1. Perilaku khusus meningkatkan resiko terjadinya diare
Tidak memberikan ASI secara penuh 4-6 bulan pertama kehidupan, Menggunakan botol
susu yang tercemar, Menyimpan makanan masak pada suhu kamar dalam waktu cukup lama,
Menggunakan air minuman yang tercemar oleh bakteri yang berasal dari tinja, Tidak mencuci
tangan setelah buang air besar, sesudah membuang tinja atau sebelum memasak makanan, Tidak
membuang tinja secara benar.
2. Faktor yang meningkatkan kerentanan terhadap diare
Tidak memberikan ASI sampai umur 2 tahun, Kurang gizi, Campak, Imunodefisiensi /
imunosupressif.
3. Umur
Kebanyakan diare terjadi pada 2 tahun pertama kehidupan, insiden paling banyak 6 – 10
bulan (pada masa pemberian makanan pendamping).
4. Variasi musiman
Variasi pola musim diare dapat terjadi melalui letak geografi. Pada daerah sub tropik, diare
karena bakteri lebih sering terjadi pada musim panas sedangkan diare karena virus (rotavirus)

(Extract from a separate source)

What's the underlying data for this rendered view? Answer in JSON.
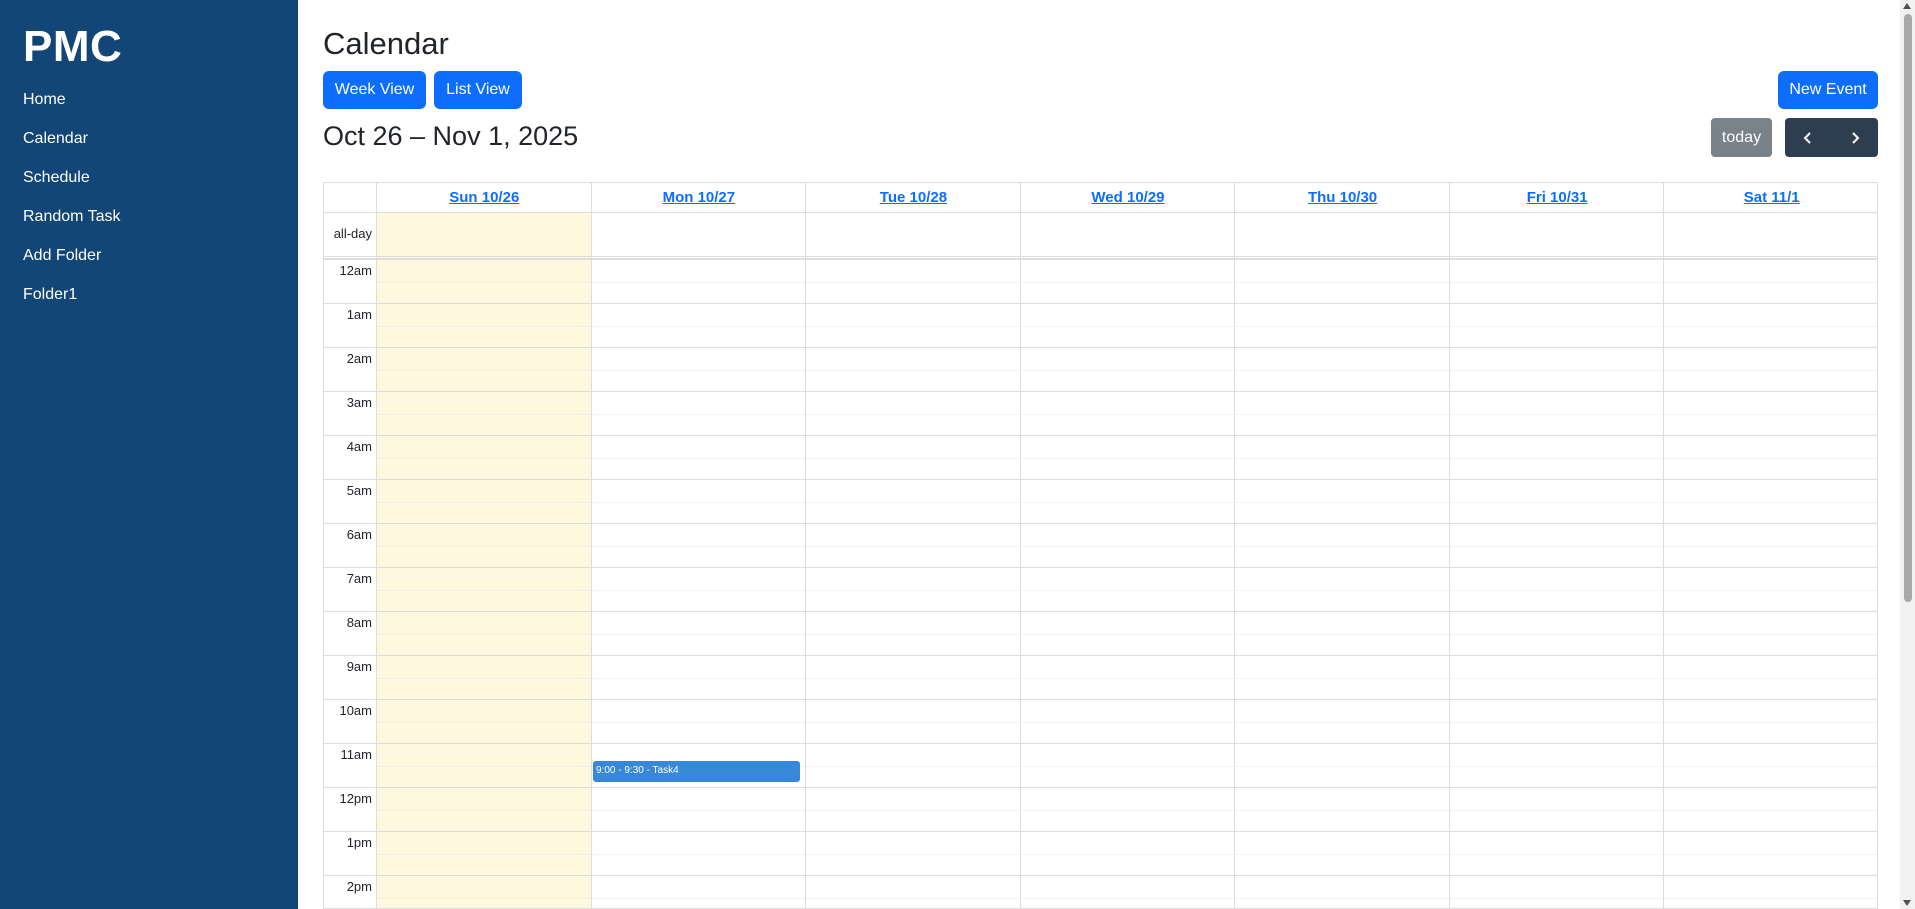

puncaknya pada musim dingin. Pada daerah tropik diare rotavirus terjadi sepanjang tahun,
frekuensi meningkat pada musim kemarau sedangkan puncak diare karena bakteri adalah pada
musim hujan.
Infeksi asimtomatik kebanyakan infeksi usus bersifat asimtomatik / tanpa gejala dan
proporsi ini meningkat di atas umur 2 tahun karena pembentukkan imunitas aktif

Pathway

G. Pemeriksaan Penunjang
1. Disentri basiler
a) Pemeriksaan tinja
Pemeriksaan tinja secara langsung terhadap kuman penyebab serta biakan hapusan (rectal
swab). Untuk menemukan carrier diperlukan pemeriksaan biakan tinja yang seksama dan teliti
karena basil shigela mudah mati . Untuk itu diperlukan tinja yang baru.
b) Polymerase Chain Reaction (PCR)
Pemeriksaan ini spesifik dan sensitif, tetapi belum dipakai secara luas. Enzim
immunoassay. Hal ini dapat mendeteksi toksin di tinja pada sebagian besar penderita yang
terinfeksi S.dysentriae tipe 1 atau toksin yang dihasilkan E.coli.
c) Sigmoidoskopi
Sebelum pemeriksaan sitologi ini, dilakukan pengerokan daerah sigmoid. Pemeriksaan ini
biasanya dilakukan pada stadium lanjut.
d) Aglutinasi
Hal ini terjadi karena aglutinin terbentuk pada hari kedua, maksimum pada hari keenam.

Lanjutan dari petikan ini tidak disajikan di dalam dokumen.